NEJM: Editas Reni-cel (CRISPR-Cas12a) Eliminates Sickle Cell Crises in 27 of 28 Patients in RUBY Trial

The New England Journal of Medicine publishes full Phase 1/2 data from the RUBY trial of renizgamglogene autogedtemcel (reni-cel), Editas Medicine's CRISPR-Cas12a gene-editing therapy for severe sickle cell disease (NCT04853576). In 28 treated patients (median follow-up 9.5 months), 27 of 28 experienced zero vaso-occlusive events (VOEs) after infusion. At six-month follow-up in 18 evaluable patients, mean total hemoglobin rose from 9.8 to 13.8 g/dL and mean fetal hemoglobin (HbF) increased from 2.5% to 48.1%, remaining stable. Blood cell recovery occurred within one month. A companion NEJM paper on the same date reports that all 9 transfusion-dependent beta-thalassemia patients treated with reni-cel achieved transfusion independence.
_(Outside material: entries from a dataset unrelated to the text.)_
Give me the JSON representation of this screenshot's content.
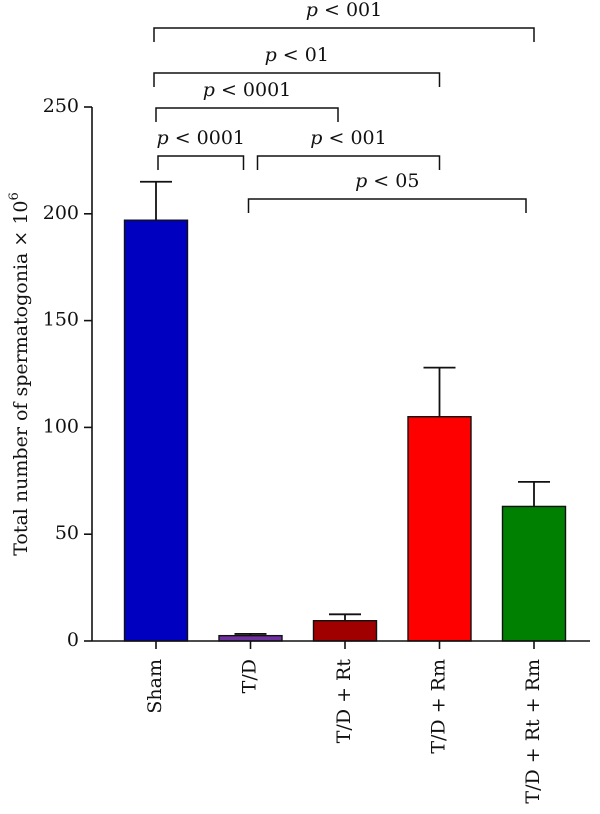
{
  "chart_data": {
    "type": "bar",
    "title": "",
    "xlabel": "",
    "ylabel": "Total number of spermatogonia × 10",
    "ylabel_superscript": "6",
    "ylim": [
      0,
      250
    ],
    "yticks": [
      0,
      50,
      100,
      150,
      200,
      250
    ],
    "categories": [
      "Sham",
      "T/D",
      "T/D + Rt",
      "T/D + Rm",
      "T/D + Rt + Rm"
    ],
    "values": [
      197,
      2.5,
      9.5,
      105,
      63
    ],
    "errors": [
      18,
      0.8,
      3,
      23,
      11.5
    ],
    "colors": [
      "#0000c0",
      "#7030a0",
      "#a00000",
      "#ff0000",
      "#008000"
    ],
    "grid": false,
    "legend": "none",
    "comparisons": [
      {
        "from": "Sham",
        "to": "T/D + Rt + Rm",
        "p_symbol": "p",
        "label": " < 001",
        "level": 6
      },
      {
        "from": "Sham",
        "to": "T/D + Rm",
        "p_symbol": "p",
        "label": " < 01",
        "level": 5
      },
      {
        "from": "Sham",
        "to": "T/D + Rt",
        "p_symbol": "p",
        "label": " < 0001",
        "level": 4
      },
      {
        "from": "Sham",
        "to": "T/D",
        "p_symbol": "p",
        "label": " < 0001",
        "level": 3
      },
      {
        "from": "T/D",
        "to": "T/D + Rm",
        "p_symbol": "p",
        "label": " < 001",
        "level": 3
      },
      {
        "from": "T/D",
        "to": "T/D + Rt + Rm",
        "p_symbol": "p",
        "label": " < 05",
        "level": 2
      }
    ]
  }
}
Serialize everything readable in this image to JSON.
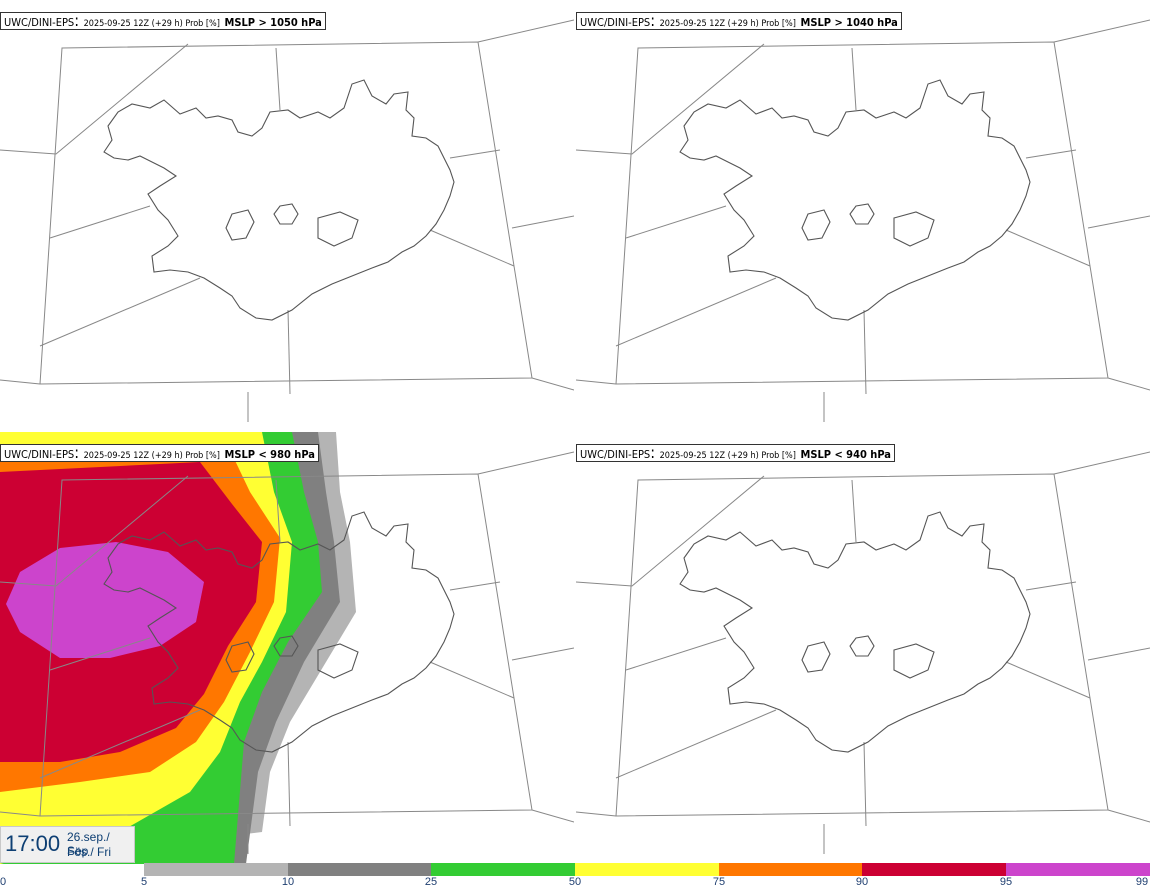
{
  "panels": [
    {
      "model": "UWC/DINI-EPS",
      "run": "2025-09-25 12Z (+29 h) Prob [%]",
      "field": "MSLP > 1050 hPa"
    },
    {
      "model": "UWC/DINI-EPS",
      "run": "2025-09-25 12Z (+29 h) Prob [%]",
      "field": "MSLP > 1040 hPa"
    },
    {
      "model": "UWC/DINI-EPS",
      "run": "2025-09-25 12Z (+29 h) Prob [%]",
      "field": "MSLP < 980 hPa"
    },
    {
      "model": "UWC/DINI-EPS",
      "run": "2025-09-25 12Z (+29 h) Prob [%]",
      "field": "MSLP < 940 hPa"
    }
  ],
  "valid_time": {
    "time": "17:00",
    "date": "26.sep./ Sep",
    "day": "Fös./ Fri"
  },
  "legend": {
    "ticks": [
      "0",
      "5",
      "10",
      "25",
      "50",
      "75",
      "90",
      "95",
      "99"
    ],
    "colors": {
      "5-10": "#b4b4b4",
      "10-25": "#808080",
      "25-50": "#33cc33",
      "50-75": "#ffff33",
      "75-90": "#ff7700",
      "90-95": "#cc0033",
      "95-99": "#cc44cc",
      "99+": "#f0b0f0"
    }
  },
  "colors": {
    "coastline": "#555555",
    "grid": "#888888",
    "label_text": "#1f3f70"
  }
}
Reni-cel uses CRISPR-AsCas12a (rather than SpCas9 used in Casgevy) to disrupt BCL11A binding sites in HBG1/2 promoters, reactivating fetal hemoglobin production. Editas argues Cas12a produces more precise, reproducible cuts. These results, combined with BEAM-101/risto-cel data published April 1 and Casgevy's 2023–2024 approvals, establish fetal hemoglobin reactivation as a robust therapeutic target with multiple gene-editing approaches in clinical development.